Updated by Brett Smith 10 months ago
- Related to Feature #20978: Support multiple candidate instance types to assign containers added
Updated by Peter Amstutz 10 months ago
Brett Smith wrote in #note-51:
Now that Crunch is gaining the ability to consider a range of instance types for a container, how are these features going to interact? e.g., in the example in the description, the workflow step says it can use anywhere between 4-16 cores.

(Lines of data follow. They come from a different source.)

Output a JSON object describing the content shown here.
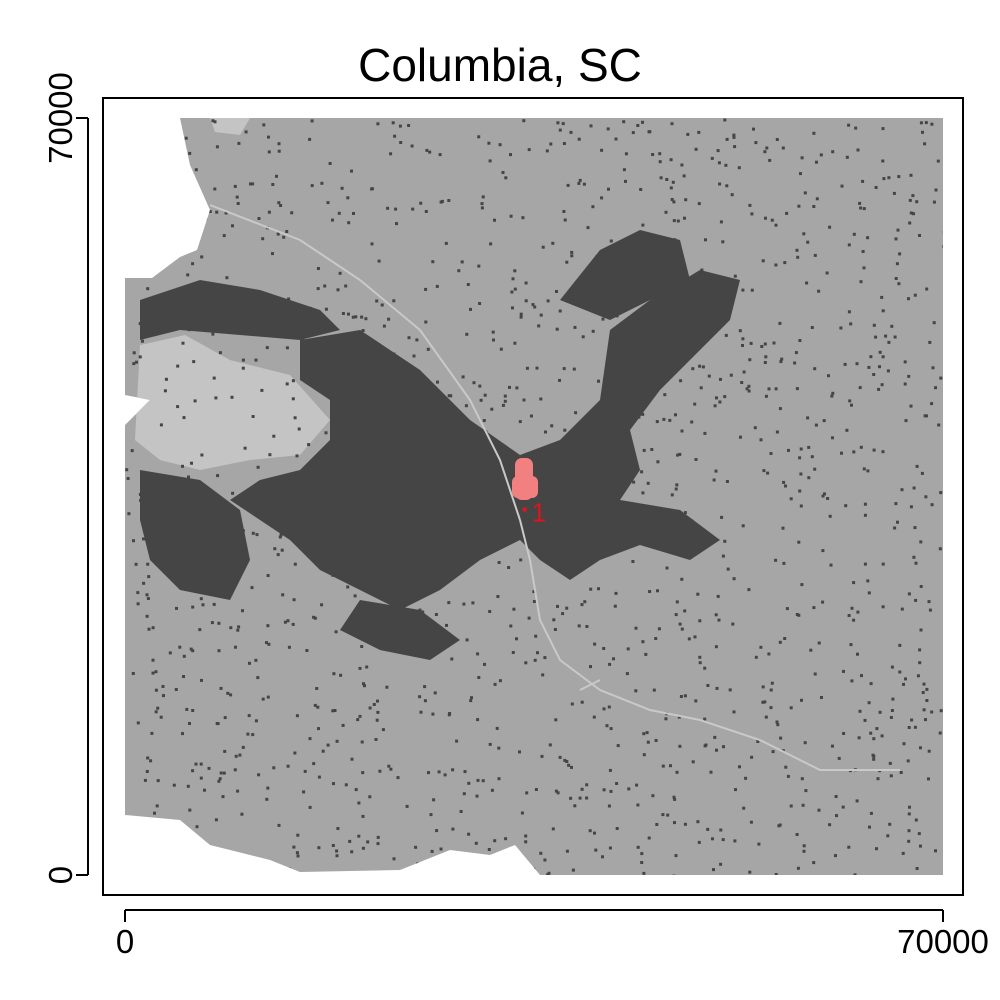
{
  "title": "Columbia, SC",
  "chart_data": {
    "type": "map",
    "title": "Columbia, SC",
    "xlim": [
      0,
      70000
    ],
    "ylim": [
      0,
      70000
    ],
    "x_ticks": [
      {
        "value": 0,
        "label": "0"
      },
      {
        "value": 70000,
        "label": "70000"
      }
    ],
    "y_ticks": [
      {
        "value": 0,
        "label": "0"
      },
      {
        "value": 70000,
        "label": "70000"
      }
    ],
    "markers": [
      {
        "label": "1",
        "x": 34200,
        "y": 33800,
        "color": "#e0141e"
      }
    ],
    "colors": {
      "outside": "#ffffff",
      "rural": "#a6a6a6",
      "water": "#c9c9c9",
      "urban": "#454545",
      "city_center": "#f28080",
      "marker": "#e0141e"
    }
  }
}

If
select_resources
boils this down to a request for 8 cores (the largest available in the range), does that mean Crunch won't consider running the container on 4-core nodes, even though the workflow step would support it?
Further complicating things, CWL lets you include runtime node selection parameters in the command line or environment, e.g. setting a --threads
parameter equal to the number of CPU cores allocated. So pushing node selection over to the dispatcher (which is in the position to choose a lower spec node when a higher spec node isn't available) isn't ideal either.
This feature could use some more design work.
One thought that occurs to me would be to ask for maximum specs and set a maximum time you're willing to wait for an instance type once it has reached the top of the priority list, and have a new container failure state "unsatisfyable" that would tell a-c-r could retry at lower specs.